OK, so you’ve got a great career site and the applicants are flocking in.  HR shares some great applicants with hiring managers, but getting good feedback can be painful.  To speed things along HR can use email and an online portal to automatically push the best candidates to the hiring manager(s) for feedback.  The hiring manager simply clicks a link in an email, reviews the applicant information, then fills out his feedback about the applicant on a web portal.  All the feedback is recorded, and immediately submitted back to HR.  If the hiring manager takes too long to reply, he’ll receive an auto-email reminder. 

Time Killer #2:  Coordinating Schedules for an Interview

At the same time the hiring manager submits her feedback about the applicant, she can also indicate if she wants an interview scheduled.  If so, she can immediately enter her scheduling availability into the feedback portal.  An email is generated to the applicant, inviting him to an interview, and asking him to pick the best time available.  He picks a time, receives directions, information about what to bring, and an email reminder.  Both HR and the hiring manager are notified via email about the appointment that has been scheduled, and can easily add to the appointment to their calendars by clicking a link.  Multiple days are shaved off the hiring process by automating the feedback and interview scheduling.

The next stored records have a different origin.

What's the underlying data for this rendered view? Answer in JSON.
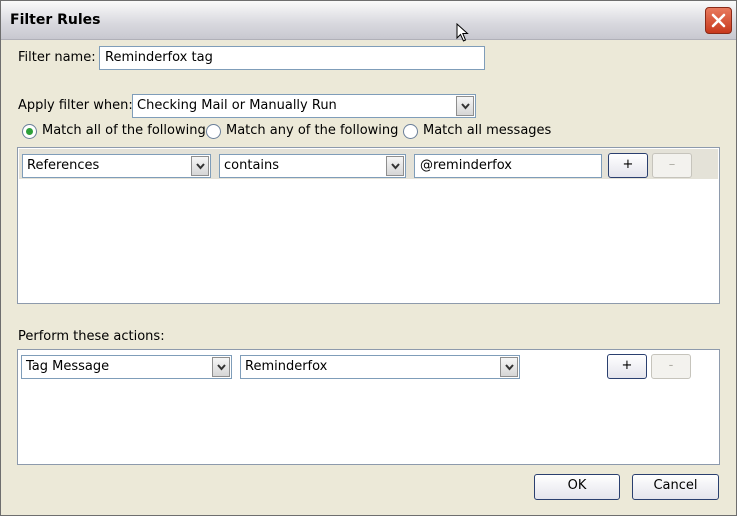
{
  "window": {
    "title": "Filter Rules"
  },
  "filter_name": {
    "label": "Filter name:",
    "value": "Reminderfox tag"
  },
  "apply_when": {
    "label": "Apply filter when:",
    "value": "Checking Mail or Manually Run"
  },
  "match": {
    "options": [
      {
        "label": "Match all of the following",
        "selected": true
      },
      {
        "label": "Match any of the following",
        "selected": false
      },
      {
        "label": "Match all messages",
        "selected": false
      }
    ]
  },
  "rule": {
    "field": "References",
    "operator": "contains",
    "value": "@reminderfox",
    "add": "+",
    "remove": "–"
  },
  "actions": {
    "label": "Perform these actions:",
    "action": "Tag Message",
    "target": "Reminderfox",
    "add": "+",
    "remove": "-"
  },
  "buttons": {
    "ok": "OK",
    "cancel": "Cancel"
  },
  "icons": {
    "close": "close-icon",
    "cursor": "mouse-cursor-icon",
    "dropdown": "chevron-down-icon"
  },
  "colors": {
    "radio_selected": "#2ea03a",
    "close": "#c8381c"
  }
}
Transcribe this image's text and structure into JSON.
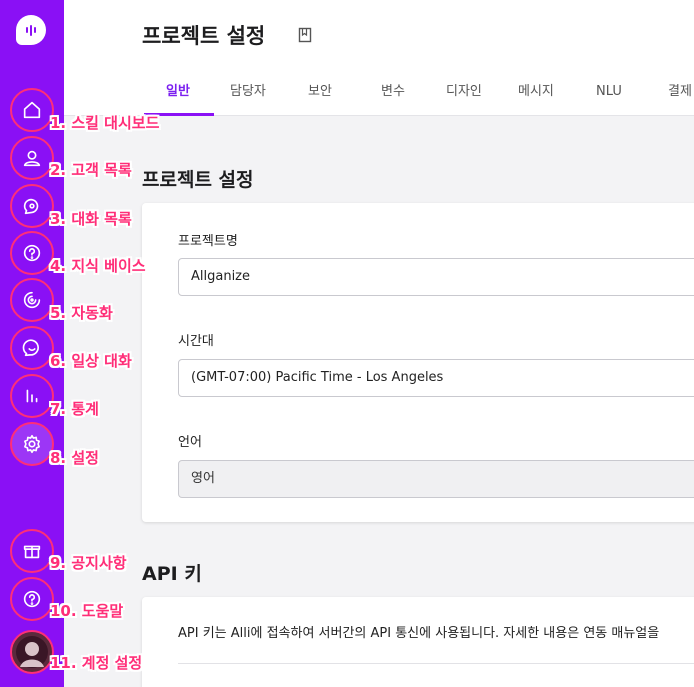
{
  "page": {
    "title": "프로젝트 설정"
  },
  "tabs": [
    {
      "label": "일반",
      "active": true
    },
    {
      "label": "담당자"
    },
    {
      "label": "보안"
    },
    {
      "label": "변수"
    },
    {
      "label": "디자인"
    },
    {
      "label": "메시지"
    },
    {
      "label": "NLU"
    },
    {
      "label": "결제"
    }
  ],
  "annotations": [
    "1. 스킬 대시보드",
    "2. 고객 목록",
    "3. 대화 목록",
    "4. 지식 베이스",
    "5. 자동화",
    "6. 일상 대화",
    "7. 통계",
    "8. 설정",
    "9. 공지사항",
    "10. 도움말",
    "11. 계정 설정"
  ],
  "settings": {
    "section_title": "프로젝트 설정",
    "project_name_label": "프로젝트명",
    "project_name_value": "Allganize",
    "timezone_label": "시간대",
    "timezone_value": "(GMT-07:00) Pacific Time - Los Angeles",
    "language_label": "언어",
    "language_value": "영어"
  },
  "api": {
    "section_title": "API 키",
    "description": "API 키는 Alli에 접속하여 서버간의 API 통신에 사용됩니다. 자세한 내용은 연동 매뉴얼을"
  },
  "colors": {
    "sidebar": "#8a10f5",
    "annotation": "#ff2e78",
    "accent": "#7b1ff0"
  }
}
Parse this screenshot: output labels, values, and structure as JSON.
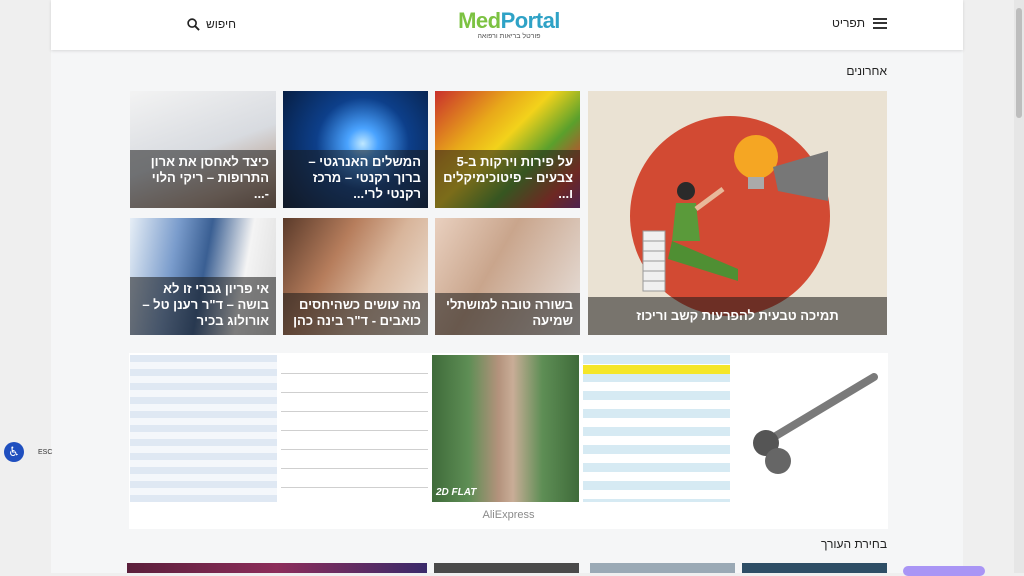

Time Killer #3:  Collecting Information for a Background Check

Getting a signed background release form can be a major time killer, but it doesn’t have to be.  Upon scheduling an interview with the applicant, ask him to complete an online background check collection process before his interview date.  The applicant can enter his previous addresses, contact information, date of birth, SSN, and electronically sign the background release form, all in a secure, private online repository.  The information is ready and waiting to electronically submit to the background vendor after an offer is made.  NOTE:  Depending on state laws, the information might have to be collected after an offer is made, but it can still be automated.

Time Killer #4:  Communicating the Offer

Now you’ve found a great candidate and you want to make an offer.  Sometimes it feels like a game of cat and mouse to effectively communicate the offer to a candidate and get an absolute response.   Solution = build an offer workflow into your hiring process.  Not only can you configure a more traditional internal Offer Approval Workflow, you can also deliver the complete offer letter to the applicant through an Offer Portal.  Simply give the applicant a call, letting him know you would love to bring him on board, and instruct him to expect the offer letter via email.  He can then review it at his leisure, contact you for a counter offer, or electronically sign the offer letter, saving a lot of time and voice mail.  Plus, you end up with a complete, signed offer letter attached to the applicant’s record.

Offer Letter Review 

Time Killer #5:  Ordering the Background Check

Integrate the background check ordering process into your ATS.  If you’ve collected the information ahead of time, it can be pushed to a background vendor without having to duplicate data entry.  Results can be imported automatically into your system, making the process even slicker.

These are just a handful of pain points in the hiring process that can be addressed with technology.   Be creative, research technology providers, and ask their support teams to help you solve problems.  Often software providers have built in solutions you haven’t even heard of yet.  Tackle one problem at a time, and one day you’ll realize you have shaved days or weeks off your hiring process!